Intel executives reportedly are continuing to work with suppliers in hopes of driving down the price of ultrabooks, the ultra-thin and light notebooks the chip maker has been promoting since first introducing the concept in May.
Navin Shenoy, vice president of sales and marketing and general manager for the Asia-Pacific region for Intel, told Reuters that company officials understand the need for driving down the price of ultrabooks to make them more competitive with Apple's MacBook Pro and various tablet PCs on the market. Doing so will mean greater cooperation from the various players in the supply chain, from suppliers to manufacturers.
Price will be a key driver if Intel is to meet its goal of having ultrabooks account for 40 percent of all notebooks shipped by the end of 2012.
"That's a challenging target. ... In order for that to happen, the price has to come down," Shenoy told the news organization. "At some point, you'll have to be at that price point, but it doesn't have to be overnight.

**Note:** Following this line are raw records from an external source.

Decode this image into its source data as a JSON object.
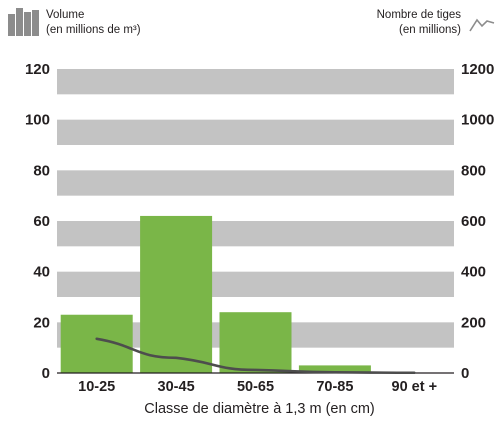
{
  "legend": {
    "left_line1": "Volume",
    "left_line2": "(en millions de m³)",
    "right_line1": "Nombre de tiges",
    "right_line2": "(en millions)"
  },
  "chart_data": {
    "type": "bar",
    "categories": [
      "10-25",
      "30-45",
      "50-65",
      "70-85",
      "90 et +"
    ],
    "series": [
      {
        "type": "bar",
        "axis": "left",
        "values": [
          23,
          62,
          24,
          3,
          0
        ],
        "color": "#7ab648"
      },
      {
        "type": "line",
        "axis": "right",
        "values": [
          135,
          60,
          12,
          3,
          1
        ],
        "color": "#4d4d4d"
      }
    ],
    "xlabel": "Classe de diamètre à 1,3 m (en cm)",
    "ylabel_left": "",
    "ylabel_right": "",
    "ylim_left": [
      0,
      120
    ],
    "ylim_right": [
      0,
      1200
    ],
    "yticks_left": [
      0,
      20,
      40,
      60,
      80,
      100,
      120
    ],
    "yticks_right": [
      0,
      200,
      400,
      600,
      800,
      1000,
      1200
    ],
    "grid": "alternating horizontal bands",
    "band_color": "#c3c3c3",
    "legend_position": "top"
  }
}
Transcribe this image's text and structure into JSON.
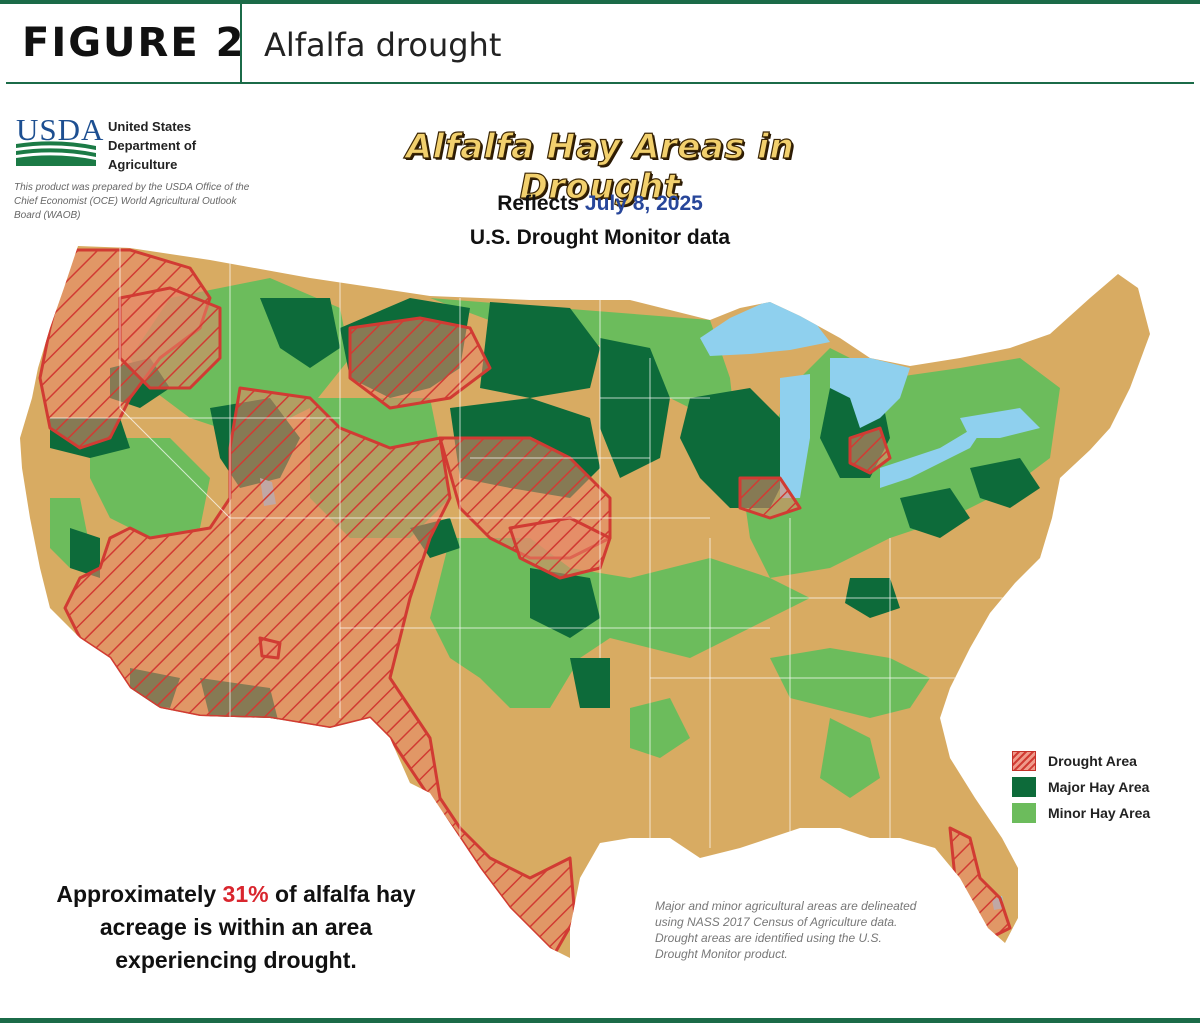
{
  "header": {
    "figure_label": "FIGURE 2",
    "figure_title": "Alfalfa drought"
  },
  "usda": {
    "logo_text": "USDA",
    "name": "United States Department of Agriculture",
    "note": "This product was prepared by the USDA Office of the Chief Economist (OCE) World Agricultural Outlook Board (WAOB)"
  },
  "map": {
    "title": "Alfalfa Hay Areas in Drought",
    "reflects_label": "Reflects",
    "date": "July 8, 2025",
    "source_line": "U.S. Drought Monitor data"
  },
  "legend": [
    {
      "label": "Drought Area",
      "color": "#d13b33"
    },
    {
      "label": "Major Hay Area",
      "color": "#0d6b3a"
    },
    {
      "label": "Minor Hay Area",
      "color": "#6cbc5c"
    }
  ],
  "stat": {
    "prefix": "Approximately",
    "percent": "31%",
    "suffix": "of alfalfa hay acreage is within an area experiencing drought."
  },
  "notes": "Major and minor agricultural areas are delineated using NASS 2017 Census of Agriculture data.  Drought areas are identified using the U.S. Drought Monitor product.",
  "colors": {
    "background_land": "#d8ab62",
    "major_hay": "#0d6b3a",
    "minor_hay": "#6cbc5c",
    "drought": "#d13b33",
    "water": "#8fd0ee",
    "rule": "#1b6b48"
  }
}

It takes time to engineer a cost down. ... More work needs to happen in the ecosystem. Even if we're giving the chips away for free, we couldn't hit the price point we want to hit if we don't work with the rest of the industry."

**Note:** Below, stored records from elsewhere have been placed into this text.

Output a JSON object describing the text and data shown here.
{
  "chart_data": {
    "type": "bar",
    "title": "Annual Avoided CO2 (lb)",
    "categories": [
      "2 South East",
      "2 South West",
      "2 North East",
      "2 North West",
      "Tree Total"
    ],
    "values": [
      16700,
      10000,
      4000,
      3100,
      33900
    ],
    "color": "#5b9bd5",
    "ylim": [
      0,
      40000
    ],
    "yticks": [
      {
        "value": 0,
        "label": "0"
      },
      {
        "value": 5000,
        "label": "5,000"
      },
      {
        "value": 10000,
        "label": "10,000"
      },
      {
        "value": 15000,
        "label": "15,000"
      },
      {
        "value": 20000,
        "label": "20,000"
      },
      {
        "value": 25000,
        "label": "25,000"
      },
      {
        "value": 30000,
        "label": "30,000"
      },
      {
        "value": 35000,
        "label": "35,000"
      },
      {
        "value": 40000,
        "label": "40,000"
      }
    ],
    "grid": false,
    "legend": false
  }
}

Acer and Asus are the first OEMs to release ultrabooks, which Intel sees as a way of not only boosting a PC industry under siege from increasingly popular tablets, but also another vehicle to grow the chip maker's presence in the mobile device market. The least expensive of these is $899, with other models for selling well north of $1,000.

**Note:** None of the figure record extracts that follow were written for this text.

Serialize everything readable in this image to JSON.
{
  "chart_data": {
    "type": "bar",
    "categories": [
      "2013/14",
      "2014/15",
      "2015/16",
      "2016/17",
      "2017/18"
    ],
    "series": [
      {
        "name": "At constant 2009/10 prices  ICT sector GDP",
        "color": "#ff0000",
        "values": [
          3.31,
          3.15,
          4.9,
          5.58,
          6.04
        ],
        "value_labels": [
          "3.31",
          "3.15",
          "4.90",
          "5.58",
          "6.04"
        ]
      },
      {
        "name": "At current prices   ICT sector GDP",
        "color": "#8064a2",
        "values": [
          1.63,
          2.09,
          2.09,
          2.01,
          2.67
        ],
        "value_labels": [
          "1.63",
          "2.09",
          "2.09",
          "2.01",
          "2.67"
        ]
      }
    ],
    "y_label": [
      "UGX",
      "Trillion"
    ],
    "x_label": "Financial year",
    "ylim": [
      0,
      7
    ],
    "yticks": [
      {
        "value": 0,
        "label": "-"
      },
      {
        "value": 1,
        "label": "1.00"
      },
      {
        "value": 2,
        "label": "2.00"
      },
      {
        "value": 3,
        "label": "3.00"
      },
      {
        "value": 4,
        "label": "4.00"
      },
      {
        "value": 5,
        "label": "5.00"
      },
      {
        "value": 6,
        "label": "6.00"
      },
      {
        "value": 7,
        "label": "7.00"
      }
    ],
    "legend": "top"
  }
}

Intel's vision for ultrabooks is one of devices that are thin-less than 0.8-inches thick-and offer the benefits of traditional laptops with the features of tablets, including long battery life, instant-on and always-connected capabilities, and-eventually-touch-screens.
Price has been a key concern. Intel executives have said ultrabooks must be less than $1,000, but some in the industry have questioned how easily that can be done. Intel CEO Paul Otellini, during an Oct. 18 call with analysts and journalists to report the company's quarterly financial earnings, acknowledged the price issue, and said the key will be suppliers and manufacturers being able to reduce the costs of their products. Helping them do that is the goal behind the $300 million fund Intel has created for software and hardware companies developing products for the ultrabook form factor, Otellini said.
Dropping the price below $1,000 will enable ultrabooks to compete better against the MacBook Pro-whose least expensive model costs $999-and tablets.
Intel officials see stages of development for ultrabooks, starting with this first round of systems that will run on the chip maker's Sandy Bridge processors. Next year, systems based on Intel's upcoming "Ivy Bridge" platform will begin hitting the market. The step after that will come in 2013, with the release of Intel's "Haswell" chips. Each new chip platform promises greater performance, more features and better energy efficiency, Intel officials said.